I used one of those timeshares for awhile, but none of them give you that hands on experience, doing saves to a real tape drive, replacing disk drives concurrently, installing the OS in the 1st place, upgrading it, applying PTFs, etc.

However, not having to pay for software support in order to stay on the latest version with all the goodies is a definite plus.

I have a model 170 at home. Before it, I had a couple model 400s. After owning systems for 6 years, I've probably totalled some 12 hours of "hands-on" experience (plus 3-4 hours of physical memory upgrades and DASD replacement).

Now, even though various upgrades, etc., added up to much more than 12 hours of clock-time, the vast majority of it was taken up by waiting by doing something else. Every half-hour or whatever, I'd swap a CD and type <g> or whatever the character was.

My wife uses a PC much of the day, but she has zero practical "hands-on" experience. That is, if I told her to open the /download directory on her D: drive, she wouldn't have the faintest idea what to do.
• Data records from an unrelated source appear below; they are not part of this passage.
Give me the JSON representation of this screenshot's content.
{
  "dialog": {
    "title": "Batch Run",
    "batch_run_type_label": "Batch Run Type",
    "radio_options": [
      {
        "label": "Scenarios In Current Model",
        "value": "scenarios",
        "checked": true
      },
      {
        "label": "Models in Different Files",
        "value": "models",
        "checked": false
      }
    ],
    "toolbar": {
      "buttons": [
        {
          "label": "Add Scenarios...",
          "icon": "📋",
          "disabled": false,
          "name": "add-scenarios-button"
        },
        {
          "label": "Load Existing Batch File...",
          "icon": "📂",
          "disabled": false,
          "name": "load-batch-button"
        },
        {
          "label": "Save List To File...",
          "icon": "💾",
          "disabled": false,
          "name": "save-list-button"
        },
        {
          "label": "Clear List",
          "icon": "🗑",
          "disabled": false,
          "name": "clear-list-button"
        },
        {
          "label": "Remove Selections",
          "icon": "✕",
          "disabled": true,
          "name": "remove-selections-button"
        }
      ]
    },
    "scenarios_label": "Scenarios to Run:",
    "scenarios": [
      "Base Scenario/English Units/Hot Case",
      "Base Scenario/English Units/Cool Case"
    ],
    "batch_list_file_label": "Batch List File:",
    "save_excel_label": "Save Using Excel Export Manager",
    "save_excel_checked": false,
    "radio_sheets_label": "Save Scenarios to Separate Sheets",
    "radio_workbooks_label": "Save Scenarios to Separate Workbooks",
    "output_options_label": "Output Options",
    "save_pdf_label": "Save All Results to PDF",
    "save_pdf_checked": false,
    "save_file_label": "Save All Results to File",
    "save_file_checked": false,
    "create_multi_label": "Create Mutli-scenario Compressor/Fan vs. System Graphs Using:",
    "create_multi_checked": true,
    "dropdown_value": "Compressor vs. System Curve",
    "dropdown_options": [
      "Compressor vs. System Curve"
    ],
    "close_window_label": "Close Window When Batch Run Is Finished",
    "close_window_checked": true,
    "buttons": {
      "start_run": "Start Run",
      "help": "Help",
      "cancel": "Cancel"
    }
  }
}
I guess my point is that it really isn't that big a part of it all. The _concepts_ of how CL commands work and how IBM organizes menus and the importance of <F1> and <F4>, and all the little goodies such as joblogs and job descriptions, etc., etc., are far more important than how to do a restore from tape.

Besides, the smaller percentage who actually _need_ direct hands-on experience, well, they _can_ pick up pretty inexpensive boxes via eBay or wherever. Many can simply put some time in next to the hardware at work. Even if separation of duties interferes, being an observer can be possible.

I'm rambling in thought because I don't really know how important or meaningful "hands-on" is. The positions that I've held have almost always been unique within the departments; i.e., I would be the _only_ one writing startup programs or running upgrades, etc. No other developer particularly cared. That's a bit different in my current position, but this job isn't like any before either.